How prepared are local governments when communication systems fail?
How rigorously are building codes enforced, not on paper, but in practice?
How effectively are lessons from previous disasters translated into long-term reforms?
To be fair, the Philippines has made significant strides in disaster-risk reduction over the past two decades. Hazard mapping has improved. Early warning systems have become more sophisticated. Public awareness has increased.
Advertisement
Yet every major disaster reveals how much work remains.
After every earthquake, we call for stricter building standards.
After every flood, we revisit infrastructure and urban planning.
After every typhoon, we debate preparedness and local government capacity.
The recommendations are often sound but the challenge is ensuring they survive longer than the news cycle.
Too often, reforms enjoy the lifespan of public outrage. Once the cameras leave and attention shifts elsewhere, urgency quietly gives way to complacency.
This may be the country’s most persistent vulnerability: not a lack of knowledge, but a failure of institutional memory.
We already know where many of the risks are. We know which communities are vulnerable. We know which infrastructure remains exposed. We know which lessons previous disasters have taught us.
The challenge is not discovering what must be done but is sustaining the political and institutional discipline to do it after public attention has moved elsewhere.
If institutional memory is the problem, then shouldn’t institutional reform be part of the response?
We cannot continue to protect 2026-era vertical developments with Presidential Decree 1096, the National Building Code enacted nearly half a century ago in 1977.
Our skylines have changed dramatically over the past five decades.
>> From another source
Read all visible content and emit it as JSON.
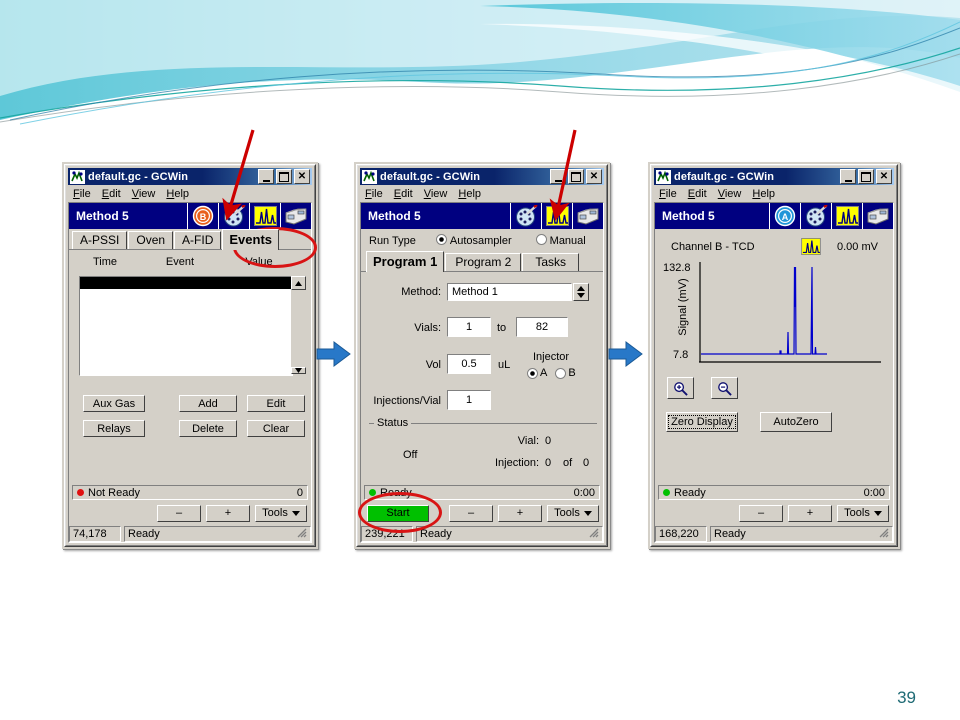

Our laws should keep pace with the buildings they are meant to regulate.
Congress should finally prioritize a modernized New Philippine Building Act that strengthens safety standards, requires independent structural reviews for major developments, and imposes real accountability on those entrusted with public safety.
Because preparedness is often politically invisible.
Citizens see rescue operations, relief distributions, and reconstruction efforts after a disaster. They rarely see the inspections, engineering standards, land-use policies, and long-term investments that prevent disasters from becoming catastrophes in the first place.
Yet history shows that countries that successfully reduce disaster losses do so not because they become better at responding to crises, but because they become better at preventing foreseeable risks from turning into national tragedies.
The next major earthquake will come. That is not speculation but geological certainty. What remains uncertain is whether it will expose new vulnerabilities or the same ones we are discussing today.
Nature may trigger the disaster. Human decisions often determine its cost. Because the most dangerous fault lines in any country are not the ones mapped by geologists. They are the ones policymakers identify, regulators document, experts warn about, and society chooses to ignore until the ground begins to shake again.
And if that happens, the real tragedy will not be that we failed to predict the disaster. It will be that we predicted it, studied it, discussed it, and still failed to learn from it.